Le point Godwin ne me fait pas peur. Pas du tout. Ce qui me ferait peur, c'est de laisser des dérives totalitaires se développer sans réaction. Merci pour ton article, Jack.

samedi, 11 décembre, 2010  
Blogger Jack said...

Aux USA, si on en croit les feuilletons policiers américains dont nous sommes abreuvés, ils mettent tout de même assez souvent en scène les conflits de compétence entre toutes leurs instances policières...
Mais le shérif élu aurait quelques attraits ici aussi, il a le mérite de mettre les problèmes de sécurité au niveau des gens concernés, même si en matière de sécurité les EU ne sont pas un exemple, en particulier en zone urbaine.
Et pour revenir à la gendarmerie, elle a certes une meilleure image que la police, sauf pour la génération qui a connu l'occupation. A cette époque la gendarmerie s'était faite l'instrument du pétainisme et de la collaboration, même si dans ses rangs elle a compté de vrais résistants, qui ont sauvés beaucoup de gens de la déportation.
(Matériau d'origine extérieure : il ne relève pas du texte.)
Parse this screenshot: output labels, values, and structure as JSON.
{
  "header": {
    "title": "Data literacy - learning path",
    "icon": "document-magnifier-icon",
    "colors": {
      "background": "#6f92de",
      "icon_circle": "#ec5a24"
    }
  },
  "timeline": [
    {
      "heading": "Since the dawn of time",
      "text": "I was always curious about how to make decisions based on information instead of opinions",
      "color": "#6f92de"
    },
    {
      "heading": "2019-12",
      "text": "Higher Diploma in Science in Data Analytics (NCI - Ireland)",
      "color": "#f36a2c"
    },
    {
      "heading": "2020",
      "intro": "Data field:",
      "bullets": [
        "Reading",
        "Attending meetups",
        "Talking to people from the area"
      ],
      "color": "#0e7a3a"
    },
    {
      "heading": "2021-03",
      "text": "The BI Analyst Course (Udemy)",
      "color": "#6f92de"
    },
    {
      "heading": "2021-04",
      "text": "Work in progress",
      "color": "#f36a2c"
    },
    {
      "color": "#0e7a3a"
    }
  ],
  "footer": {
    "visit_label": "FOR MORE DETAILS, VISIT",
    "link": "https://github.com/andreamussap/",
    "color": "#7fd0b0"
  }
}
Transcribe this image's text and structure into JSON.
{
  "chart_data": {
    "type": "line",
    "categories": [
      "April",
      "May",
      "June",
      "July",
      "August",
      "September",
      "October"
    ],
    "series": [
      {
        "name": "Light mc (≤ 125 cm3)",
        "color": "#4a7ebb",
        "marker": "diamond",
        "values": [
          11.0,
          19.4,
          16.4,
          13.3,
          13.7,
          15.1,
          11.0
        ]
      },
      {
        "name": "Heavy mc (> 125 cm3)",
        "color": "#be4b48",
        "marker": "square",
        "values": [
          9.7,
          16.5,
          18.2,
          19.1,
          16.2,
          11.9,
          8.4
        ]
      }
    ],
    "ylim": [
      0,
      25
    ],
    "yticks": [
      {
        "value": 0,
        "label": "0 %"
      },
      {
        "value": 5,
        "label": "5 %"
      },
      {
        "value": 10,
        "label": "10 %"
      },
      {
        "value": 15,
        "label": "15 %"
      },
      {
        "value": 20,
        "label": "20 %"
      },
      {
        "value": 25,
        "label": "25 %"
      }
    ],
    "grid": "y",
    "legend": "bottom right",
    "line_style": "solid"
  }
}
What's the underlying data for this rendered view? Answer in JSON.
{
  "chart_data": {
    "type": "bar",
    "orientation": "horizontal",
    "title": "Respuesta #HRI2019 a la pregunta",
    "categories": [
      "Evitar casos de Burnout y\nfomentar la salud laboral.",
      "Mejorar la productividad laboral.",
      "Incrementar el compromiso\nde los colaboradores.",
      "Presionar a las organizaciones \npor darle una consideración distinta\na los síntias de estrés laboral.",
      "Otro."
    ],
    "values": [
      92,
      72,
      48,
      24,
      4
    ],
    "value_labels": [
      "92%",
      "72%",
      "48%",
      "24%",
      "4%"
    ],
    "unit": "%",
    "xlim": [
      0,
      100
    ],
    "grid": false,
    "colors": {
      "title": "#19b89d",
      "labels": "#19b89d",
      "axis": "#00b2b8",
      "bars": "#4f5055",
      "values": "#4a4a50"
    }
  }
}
samedi, 11 décembre, 2010  
Blogger Bruno du grand sud est said...

Avez vous mis les pieds dans un commissariat de quartier ou vagabondé dans une citée un peu remuante? ce ne sont qu'insultes,injures et menaces qu'endurent nos flics.
même les pompiers ou sos médecin ont à subir cette haine qui couve doucement.
Le pays s'émeut pour pour cette poignée de ripoux j'ai bien peur que le problème soit bien plus vaste.
Alors on a la police et les ministres qu'on mérite.